Q: You identify capitalism as an axiomatic.  If I understand you correctly, you seem to suggest that capitalism is coeval with some kind of determining precedent or dictate.  Is there any hope of combating such a precedent, or is it a condition of material processes?

A: The power of minority, of particularity, finds its figure or its universal consciousness in the proletariat.  But as long as the working class defines itself by an acquired status, or even by a theoretically conquered State, it appears only as “capital,” a part of capital (variable capital), and does not leave the plan(e) of capital.  At best, the plan(e) becomes bureaucratic.  On the other hand, it is by leaving the plan(e) of capital, and never ceasing to leave it, that a mass becomes increasingly revolutionary and destroys the dominant equilibrium of the denumerable sets.  It is hard to see what an Amazon-State would be, a women’s State, or a State of erratic workers, a State of the “refusal” of work.  If minorities do not constitute viable States culturally, politically, economically, it is because the State-form is not appropriate to them, nor the axiomatic of capital, nor the corresponding culture.
            If the two solutions of extermination and integration hardly seem possible, it is due to the deepest law of capitalism: it continually sets and then repels its own limits, but in doing so gives rise to numerous flows in all directions that escape its axiomatic.

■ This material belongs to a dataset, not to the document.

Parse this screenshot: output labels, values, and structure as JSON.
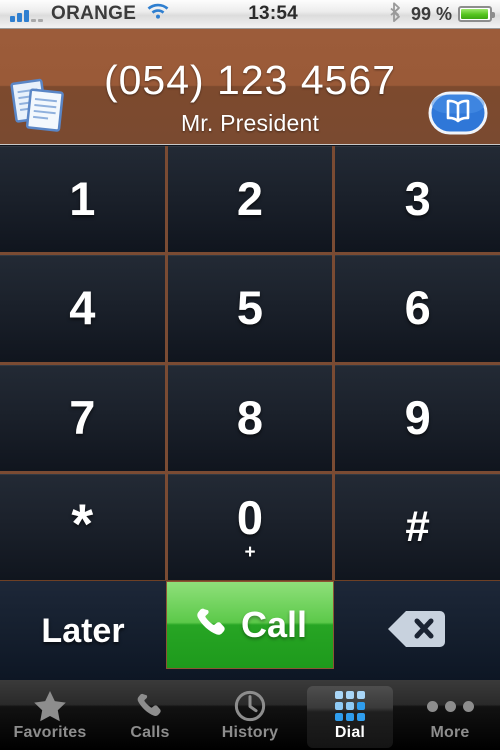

Q: Messieurs, thank you so much for your time.

A: Thank you.  And for those wary of Clinton, remember this: perhaps the flows are not yet deterritorialized enough, not decoded enough, from the viewpoint of a theory and a practice of a highly schizophrenic character.  Not to withdraw from the process, but to go further, to “accelerate the process,” as Nietzsche put it: in this matter, the truth is that we haven’t seen anything yet.

*All interview “answers” are drawn directly, or closely adapted, from Deleuze and Guattari’s Capitalism and Schizophrenia books: Anti-Oedipus (1972) and A Thousand Plateaus (1980).